Lange hatte BAP-Sänger Wolfgang Niedecken von Angela Merkel nicht die beste Meinung. Nun verriet der Musiker in einem "Bild"-Interview, warum sich das geändert hat und warf einen Blick auf Merkels möglichen Nachfolger beziehungsweise ihre mögliche Nachfolgerin.

Mit der Bundestagswahl am 26. September beendet Angela Merkel ihre 16 Jahre andauernde Amtszeit als Bundeskanzlerin. BAP-Frontmann Wolfgang Niedecken erläuterte nun in einem Interview mit "Bild", dass er Merkel mit seiner Einschätzung lange Zeit Unrecht getan habe. "Bei Angela Merkel habe ich seit 2015 das Gefühl, dass ich mich bei ihr entschuldigen müsste", so das Kölsche Original. "Denn zu Anfang ihrer Amtszeit habe ich mich eher über sie lustig gemacht." Niedecken revidierte seine Meinung zur Kanzlerin nicht zuletzt aufgrund ihrer Haltung in der Flüchtlingsfrage. "Spätestens nach ihrem Verhalten bei der Flüchtlingskrise habe ich vor ihr den Hut gezogen. Das war wirklich großartig."

Der 70-Jährige ist der Meinung, man müsse sowas eben auch einmal zugeben können. Wolfgang Niedecken hebt auch Merkels Charaktereigenschaften hervor. "Auch ihre Besonnenheit, die wird uns noch mal fehlen. Das Irre ist ja, dass sie überhaupt nicht eitel ist." Zu Beginn ihrer Amtszeit habe man das noch Aussitzen genannt, dies sei jedoch der falsche Begriff. "Sie hat bei der Flüchtlingskrise nichts ausgesessen, sie hat für ihre Werte gestanden. Das war beispielhaft", lobte der BAP-Sänger im Gespräch mit "Bild".

"Die Geschichte der Menschheit ist nicht mit eurem Ableben zu Ende"

Mit Blick auf Merkels möglichen Nachfolger respektive ihre Nachfolgerin erklärte Niedecken, er finde Armin Laschet privat durchaus sehr sympathisch. "Wir sind uns mehrfach über den Weg gelaufen, und ich habe nie gedacht, hoppla, was ist denn das für einer?", so der Kölschrocker. "Wenn Sie mich fragen, was ich ihm sagen würde: Mach mal klare Kante beim Thema Impfpflicht anstatt herum zu lavieren." Bei den Grünen habe er den Eindruck, man habe bei der Kandidatenkür zu hoch gepokert. "Der Robert Habeck war zu dem Zeitpunkt bereits sehr gut eingeführt und hat seine hervorragenden Bücher auch selbst geschrieben", spielt Niedecken auf Annalena Baerbock an.
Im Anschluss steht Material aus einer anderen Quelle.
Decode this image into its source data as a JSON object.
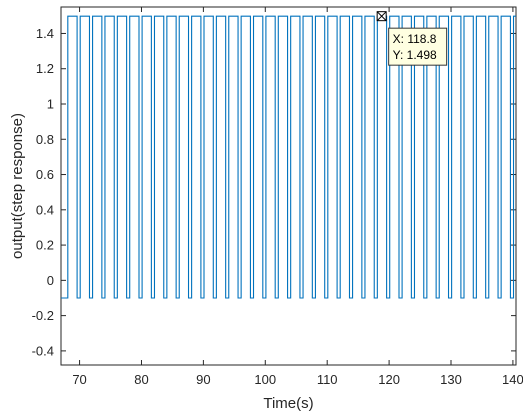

Dann wäre da ja noch der Spitzenkandidat der SPD, Olaf Scholz. Niedecken ist der Meinung, Scholz habe sich die ganze Zeit über so unauffällig verhalten, dass er nun Lieblingskanzler der Deutschen wäre. Seiner Meinung nach ist dies nicht der richtige Weg. "Ich weiß nicht, ob diese Leisetreterei jetzt das Programm ist", so der Musiker. "Die Entschlossenheit, etwas durchzusetzen, bekommst du natürlich nicht mit Leisetreten vermittelt." Mit Blick auf die Bundestagswahl appellierte Wolfgang Niedecken: "Geht unbedingt wählen und denkt an die nächste Generation, an die eurer Kinder und Enkel. Die Geschichte der Menschheit ist nicht mit eurem Ableben zu Ende."

Niedecken fand neben Angela Merkel auch noch für eine weitere Politikerin lobende Worte: Henriette Reker, die parteilose Bürgermeisterin seiner geliebten Heimatstadt Köln. "Frau Reker macht das gut! Sie versucht ausgleichend zu sein und für Köln das Beste zu erreichen." So habe sich die Fahrradtauglichkeit in der Rheinmetropole deutlich verbessert. "Von Sechs auf Drei Minus ist doch schon einmal super, oder?"